Medical groups critical of trimmed version of passed CR

Medical groups are calling the final continuing resolution (CR) from Congress a mixed bag when it comes to addressing healthcare concerns.

Congress on the night of December 20 passed a stopgap measure to keep the government funded through March 14. The passing of the measure avoids a funding lapse for federal services, including those in healthcare. However, it does not include addressing the pay cut finalized by the Centers for Medicare & Medicaid Services (CMS).

“Lawmakers are playing a dangerous game that will ultimately hurt patient access to physicians who can no longer deal with the chaos caused by congressional inaction to fix a reimbursement system that continues to destabilize the Medicare program,” said Anders Gilberg, senior vice president of government affairs for the Medical Group Management Association (MGMA).

Among the key components in the CR include extending current telehealth flexibilities, quality measure funding, and the work geographic index floor through March 2025. The CR also avoids a potential across-the-board Medicare payment reduction resulting from pay-as-you-go (PAYGO) budget requirements.

However, medical societies are decrying one part that was taken out of the finalized CR, which would have temporarily increased the Medicare physician fee schedule (MPFS) by 2.5% for 2025. This would have offset the 2.83% pay cut that the CMS finalized for the new year.

Radiology groups previously expressed concern about changes to reimbursement under the MPFS. While the CMS estimates a 0% change to reimbursement for radiology, nuclear medicine, and radiation oncology, an ACR analysis suggested that interventional radiology will have a 2% decrease in reimbursement.

The first draft of the CR included the fee schedule increase. While this draft had bipartisan support, it was shot down after President-elect Donald Trump and Elon Musk voiced opposition toward the CR’s passage. A second Trump-backed CR draft also failed to pass, leading to the third draft, which passed with overwhelming support in the U.S. House of Representatives and Senate. President Joe Biden on December 21 signed the final CR into effect.

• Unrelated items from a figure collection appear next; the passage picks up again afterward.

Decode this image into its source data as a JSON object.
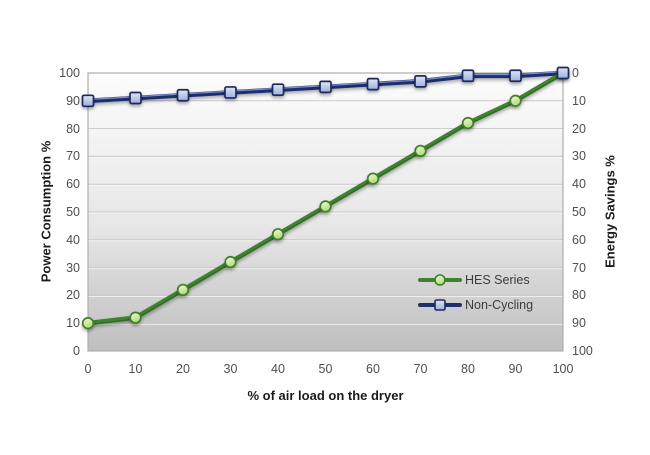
{
  "chart_data": {
    "type": "line",
    "title": "",
    "x": [
      0,
      10,
      20,
      30,
      40,
      50,
      60,
      70,
      80,
      90,
      100
    ],
    "series": [
      {
        "name": "HES Series",
        "values": [
          10,
          12,
          22,
          32,
          42,
          52,
          62,
          72,
          82,
          90,
          100
        ],
        "line_color": "#3f8130",
        "line_edge_color": "#27591b",
        "marker": "circle",
        "marker_fill": "#cdeb9d",
        "marker_border": "#417f27"
      },
      {
        "name": "Non-Cycling",
        "values": [
          90,
          91,
          92,
          93,
          94,
          95,
          96,
          97,
          99,
          99,
          100
        ],
        "line_color": "#1e2f6d",
        "line_edge_color": "#8ea3d8",
        "marker": "square",
        "marker_fill": "#b9c4e6",
        "marker_border": "#1b2a5e"
      }
    ],
    "xlabel": "% of air load on the dryer",
    "ylabel_left": "Power Consumption %",
    "ylabel_right": "Energy Savings %",
    "x_ticks": [
      0,
      10,
      20,
      30,
      40,
      50,
      60,
      70,
      80,
      90,
      100
    ],
    "y_ticks_left": [
      100,
      90,
      80,
      70,
      60,
      50,
      40,
      30,
      20,
      10,
      0
    ],
    "y_ticks_right": [
      0,
      10,
      20,
      30,
      40,
      50,
      60,
      70,
      80,
      90,
      100
    ],
    "ylim_left": [
      0,
      100
    ],
    "right_axis_relation": "energy_savings = 100 - power_consumption",
    "grid": "horizontal",
    "legend_position": "inside-right-lower",
    "plot_bg_top": "#fcfcfc",
    "plot_bg_bottom": "#bfbfbf",
    "grid_color": "#c7c7c7",
    "border_color": "#aeaeae",
    "tick_color": "#4f4f4f"
  }
}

Medical societies say that when medical practice inflation is factored in, the 2.8% cut would add to a total 6.4% payment cut to physicians.

The MGMA said the final CR “represents a huge congressional failure to the detriment of the nation's Medicare patients and their physicians.”

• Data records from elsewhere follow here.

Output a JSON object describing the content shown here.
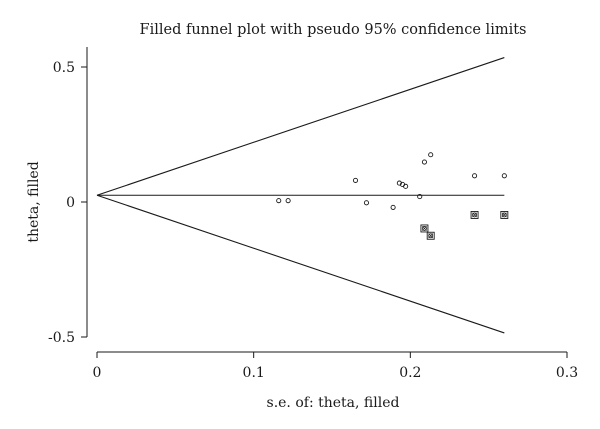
{
  "chart_data": {
    "type": "scatter",
    "title": "Filled funnel plot with pseudo 95% confidence limits",
    "xlabel": "s.e. of: theta, filled",
    "ylabel": "theta, filled",
    "xlim": [
      0,
      0.3
    ],
    "ylim": [
      -0.5,
      0.5
    ],
    "x_ticks": [
      {
        "value": 0,
        "label": "0"
      },
      {
        "value": 0.1,
        "label": "0.1"
      },
      {
        "value": 0.2,
        "label": "0.2"
      },
      {
        "value": 0.3,
        "label": "0.3"
      }
    ],
    "y_ticks": [
      {
        "value": 0.5,
        "label": "0.5"
      },
      {
        "value": 0,
        "label": "0"
      },
      {
        "value": -0.5,
        "label": "-0.5"
      }
    ],
    "pooled_estimate": 0.025,
    "confidence_limits": {
      "se_max": 0.26,
      "upper": [
        [
          0,
          0.025
        ],
        [
          0.26,
          0.535
        ]
      ],
      "lower": [
        [
          0,
          0.025
        ],
        [
          0.26,
          -0.485
        ]
      ]
    },
    "series": [
      {
        "marker": "circle",
        "points": [
          [
            0.116,
            0.005
          ],
          [
            0.122,
            0.005
          ],
          [
            0.165,
            0.08
          ],
          [
            0.172,
            -0.003
          ],
          [
            0.189,
            -0.02
          ],
          [
            0.193,
            0.07
          ],
          [
            0.195,
            0.065
          ],
          [
            0.197,
            0.058
          ],
          [
            0.206,
            0.02
          ],
          [
            0.209,
            0.148
          ],
          [
            0.213,
            0.175
          ],
          [
            0.241,
            0.097
          ],
          [
            0.26,
            0.097
          ]
        ]
      },
      {
        "marker": "square-filled",
        "points": [
          [
            0.209,
            -0.098
          ],
          [
            0.213,
            -0.125
          ],
          [
            0.241,
            -0.048
          ],
          [
            0.26,
            -0.048
          ]
        ]
      }
    ]
  }
}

Gilberg said that physician practices head into the new year facing uncertainty and financial shortfalls that negatively impact the viability of their Medicare business. He added that this will also negatively impact physicians’ commercial contracts tied to Medicare rates and Medicaid reimbursement in states that use Medicare as a benchmark.

He added that while addressing the 2.83% cut to the conversion factor is “of utmost importance,” permanent reform to the Medicare payment system is needed “to sustainably support medical groups and their ability to provide timely access to Medicare patients.”

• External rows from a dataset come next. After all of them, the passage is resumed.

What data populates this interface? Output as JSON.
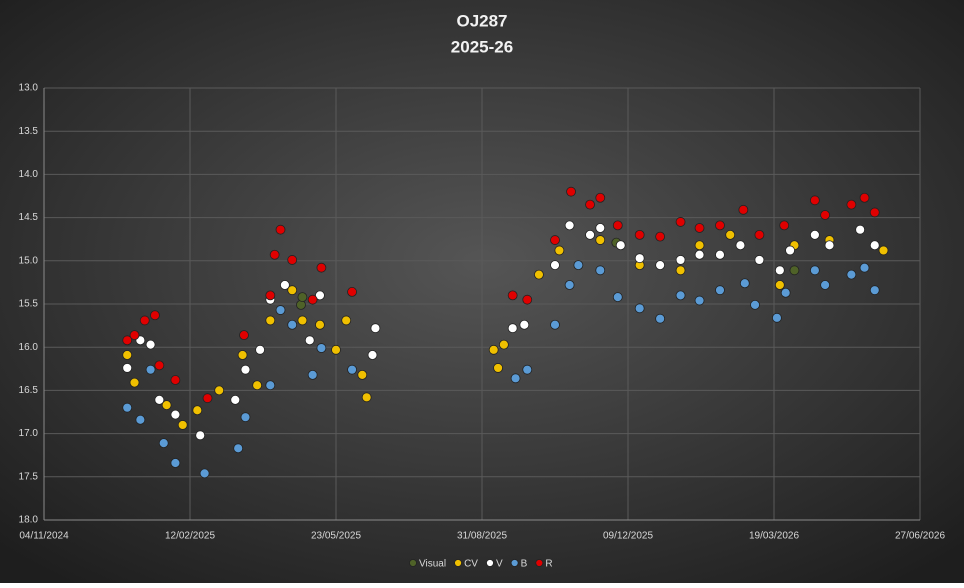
{
  "chart_data": {
    "type": "scatter",
    "title": "OJ287",
    "subtitle": "2025-26",
    "y_inverted": true,
    "grid": true,
    "legend": "bottom",
    "xlim": [
      "2024-11-04",
      "2026-06-27"
    ],
    "xticks": [
      {
        "value": "2024-11-04",
        "label": "04/11/2024"
      },
      {
        "value": "2025-02-12",
        "label": "12/02/2025"
      },
      {
        "value": "2025-05-23",
        "label": "23/05/2025"
      },
      {
        "value": "2025-08-31",
        "label": "31/08/2025"
      },
      {
        "value": "2025-12-09",
        "label": "09/12/2025"
      },
      {
        "value": "2026-03-19",
        "label": "19/03/2026"
      },
      {
        "value": "2026-06-27",
        "label": "27/06/2026"
      }
    ],
    "ylim": [
      13,
      18
    ],
    "yticks": [
      {
        "value": 13,
        "label": "13.0"
      },
      13.5,
      {
        "value": 14,
        "label": "14.0"
      },
      14.5,
      {
        "value": 15,
        "label": "15.0"
      },
      15.5,
      {
        "value": 16,
        "label": "16.0"
      },
      16.5,
      {
        "value": 17,
        "label": "17.0"
      },
      17.5,
      {
        "value": 18,
        "label": "18.0"
      }
    ],
    "series": [
      {
        "name": "Visual",
        "color": "#4f6228",
        "x": [
          "2025-04-29",
          "2025-04-30",
          "2025-12-01",
          "2026-04-02"
        ],
        "values": [
          15.51,
          15.42,
          14.79,
          15.11
        ]
      },
      {
        "name": "CV",
        "color": "#f0c000",
        "x": [
          "2024-12-31",
          "2025-01-05",
          "2025-01-27",
          "2025-02-07",
          "2025-02-17",
          "2025-03-04",
          "2025-03-20",
          "2025-03-30",
          "2025-04-08",
          "2025-04-23",
          "2025-04-30",
          "2025-05-12",
          "2025-05-23",
          "2025-05-30",
          "2025-06-10",
          "2025-06-13",
          "2025-09-08",
          "2025-09-11",
          "2025-09-15",
          "2025-10-09",
          "2025-10-23",
          "2025-11-20",
          "2025-12-17",
          "2026-01-14",
          "2026-01-27",
          "2026-02-17",
          "2026-03-23",
          "2026-04-02",
          "2026-04-26",
          "2026-06-02"
        ],
        "values": [
          16.09,
          16.41,
          16.67,
          16.9,
          16.73,
          16.5,
          16.09,
          16.44,
          15.69,
          15.34,
          15.69,
          15.74,
          16.03,
          15.69,
          16.32,
          16.58,
          16.03,
          16.24,
          15.97,
          15.16,
          14.88,
          14.76,
          15.05,
          15.11,
          14.82,
          14.7,
          15.28,
          14.82,
          14.76,
          14.88
        ]
      },
      {
        "name": "V",
        "color": "#ffffff",
        "x": [
          "2024-12-31",
          "2025-01-09",
          "2025-01-16",
          "2025-01-22",
          "2025-02-02",
          "2025-02-19",
          "2025-03-15",
          "2025-03-22",
          "2025-04-01",
          "2025-04-08",
          "2025-04-18",
          "2025-05-05",
          "2025-05-12",
          "2025-06-17",
          "2025-06-19",
          "2025-09-21",
          "2025-09-29",
          "2025-10-20",
          "2025-10-30",
          "2025-11-13",
          "2025-11-20",
          "2025-12-04",
          "2025-12-17",
          "2025-12-31",
          "2026-01-14",
          "2026-01-27",
          "2026-02-10",
          "2026-02-24",
          "2026-03-09",
          "2026-03-23",
          "2026-03-30",
          "2026-04-16",
          "2026-04-26",
          "2026-05-17",
          "2026-05-27"
        ],
        "values": [
          16.24,
          15.92,
          15.97,
          16.61,
          16.78,
          17.02,
          16.61,
          16.26,
          16.03,
          15.45,
          15.28,
          15.92,
          15.4,
          16.09,
          15.78,
          15.78,
          15.74,
          15.05,
          14.59,
          14.7,
          14.62,
          14.82,
          14.97,
          15.05,
          14.99,
          14.93,
          14.93,
          14.82,
          14.99,
          15.11,
          14.88,
          14.7,
          14.82,
          14.64,
          14.82
        ]
      },
      {
        "name": "B",
        "color": "#5b9bd5",
        "x": [
          "2024-12-31",
          "2025-01-09",
          "2025-01-16",
          "2025-01-25",
          "2025-02-02",
          "2025-02-22",
          "2025-03-17",
          "2025-03-22",
          "2025-04-08",
          "2025-04-15",
          "2025-04-23",
          "2025-05-07",
          "2025-05-13",
          "2025-06-03",
          "2025-09-23",
          "2025-10-01",
          "2025-10-20",
          "2025-10-30",
          "2025-11-05",
          "2025-11-20",
          "2025-12-02",
          "2025-12-17",
          "2025-12-31",
          "2026-01-14",
          "2026-01-27",
          "2026-02-10",
          "2026-02-27",
          "2026-03-06",
          "2026-03-21",
          "2026-03-27",
          "2026-04-16",
          "2026-04-23",
          "2026-05-11",
          "2026-05-20",
          "2026-05-27"
        ],
        "values": [
          16.7,
          16.84,
          16.26,
          17.11,
          17.34,
          17.46,
          17.17,
          16.81,
          16.44,
          15.57,
          15.74,
          16.32,
          16.01,
          16.26,
          16.36,
          16.26,
          15.74,
          15.28,
          15.05,
          15.11,
          15.42,
          15.55,
          15.67,
          15.4,
          15.46,
          15.34,
          15.26,
          15.51,
          15.66,
          15.37,
          15.11,
          15.28,
          15.16,
          15.08,
          15.34
        ]
      },
      {
        "name": "R",
        "color": "#e00000",
        "x": [
          "2024-12-31",
          "2025-01-05",
          "2025-01-12",
          "2025-01-19",
          "2025-01-22",
          "2025-02-02",
          "2025-02-24",
          "2025-03-21",
          "2025-04-08",
          "2025-04-11",
          "2025-04-15",
          "2025-04-23",
          "2025-05-07",
          "2025-05-13",
          "2025-06-03",
          "2025-09-21",
          "2025-10-01",
          "2025-10-20",
          "2025-10-31",
          "2025-11-13",
          "2025-11-20",
          "2025-12-02",
          "2025-12-17",
          "2025-12-31",
          "2026-01-14",
          "2026-01-27",
          "2026-02-10",
          "2026-02-26",
          "2026-03-09",
          "2026-03-26",
          "2026-04-16",
          "2026-04-23",
          "2026-05-11",
          "2026-05-20",
          "2026-05-27"
        ],
        "values": [
          15.92,
          15.86,
          15.69,
          15.63,
          16.21,
          16.38,
          16.59,
          15.86,
          15.4,
          14.93,
          14.64,
          14.99,
          15.45,
          15.08,
          15.36,
          15.4,
          15.45,
          14.76,
          14.2,
          14.35,
          14.27,
          14.59,
          14.7,
          14.72,
          14.55,
          14.62,
          14.59,
          14.41,
          14.7,
          14.59,
          14.3,
          14.47,
          14.35,
          14.27,
          14.44
        ]
      }
    ]
  }
}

The American Telemedicine Association (ATA), meanwhile, said that while the CR is not the outcome the association had hoped for, it is "appreciative of this legislation as an important step to avoid disruptions in critical areas of telehealth access.”

“Looking ahead, we will immediately begin working to ensure Congress makes Medicare telehealth flexibilities and the Acute Hospital Care at Home Program permanent—or secures a much longer extension than 90 days," said Kyle Zebley, senior vice president of public policy for the ATA and executive director of ATA Action. "Simultaneously, we will advocate vigorously to reinstate the vital provisions that were left out of this package.”

The American College of Radiology (ACR) said it will continue to advocate for the inclusion of legislative language to address both the 2025 MPFS conversion factor reduction and permanent Medicare reform “as soon as possible.”